Last evening’s news programs added a bit more perspective. While it still appears there was a violation of honor in the way these veterans’ remains were treated, it’s not quite as clear-cut as earlier reporting indicated.
It is apparently not the case that service members died in action, their bodies were returned to the US and disposed, intact, in a landfill.
It’s more like service members were violently killed in action, their bodies mutilated beyond recognition, and their remains gathered and returned to the US. Samples of the remains were taken for DNA testing in order to make positive identification. The rest of the remains were transferred to next of kin for burial.
The samples taken for DNA testing, but not needed, as well as samples not identified were cremated and discarded in a Virginia landfill.
CNN has additional detail:
When bodies are not intact — for instance, in the aftermath of a crash or explosion — a body may be released to the family before some parts have been identified by the Air Force Mortuary at Dover Air Force Base in Delaware.
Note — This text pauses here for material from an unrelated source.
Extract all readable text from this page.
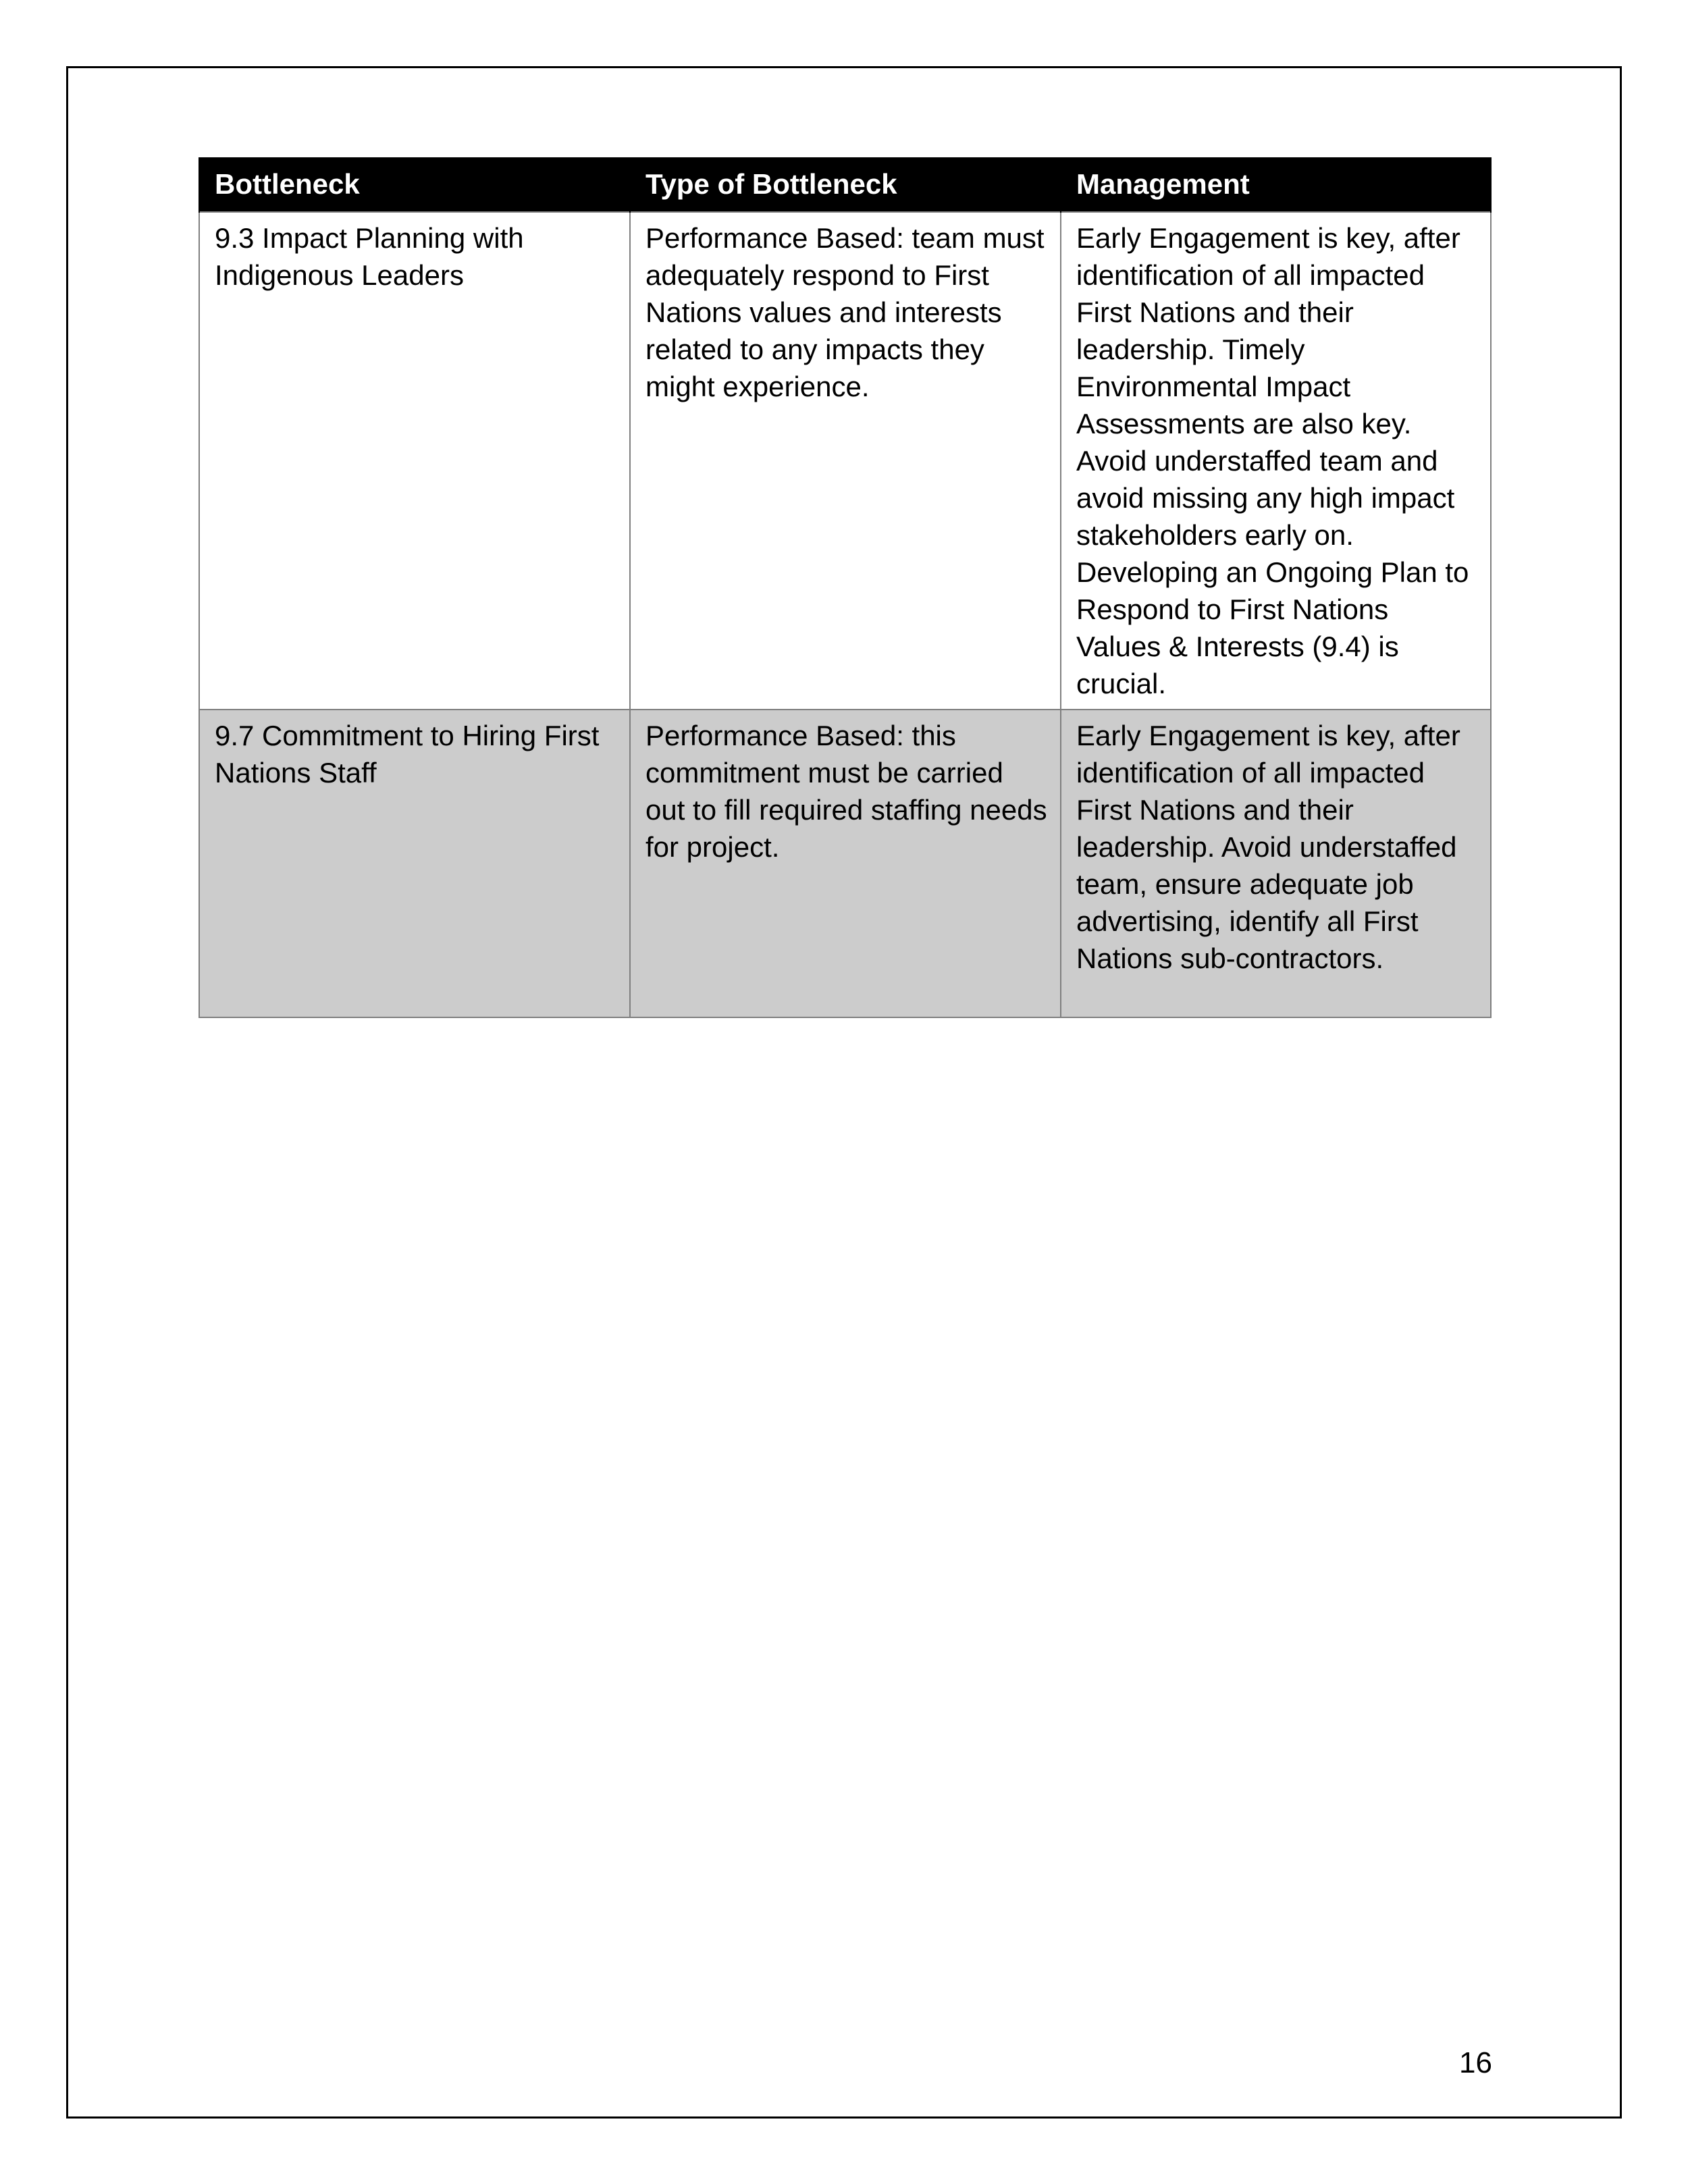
Bottleneck	Type of Bottleneck	Management
9.3 Impact Planning with Indigenous Leaders	Performance Based: team must adequately respond to First Nations values and interests related to any impacts they might experience.	Early Engagement is key, after identification of all impacted First Nations and their leadership. Timely Environmental Impact Assessments are also key. Avoid understaffed team and avoid missing any high impact stakeholders early on. Developing an Ongoing Plan to Respond to First Nations Values & Interests (9.4) is crucial.
9.7 Commitment to Hiring First Nations Staff	Performance Based: this commitment must be carried out to fill required staffing needs for project.	Early Engagement is key, after identification of all impacted First Nations and their leadership. Avoid understaffed team, ensure adequate job advertising, identify all First Nations sub-contractors.
16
Families can elect to be notified when parts are identified or leave it up to the military to dispose of them appropriately. Since the policy was changed in 2008, the unclaimed body parts are buried at sea.
There’s plenty of shame to be had in this unfolding story, not the least of which was evident on the face of a uniformed Pentagon officer who stopped cold after describing the discarded remains as “medical waste” to reporters.
That may well have been an accurate description for remains not needed for identification, but it’s a cold way of describing a soldier’s remains after he’s given his life in combat.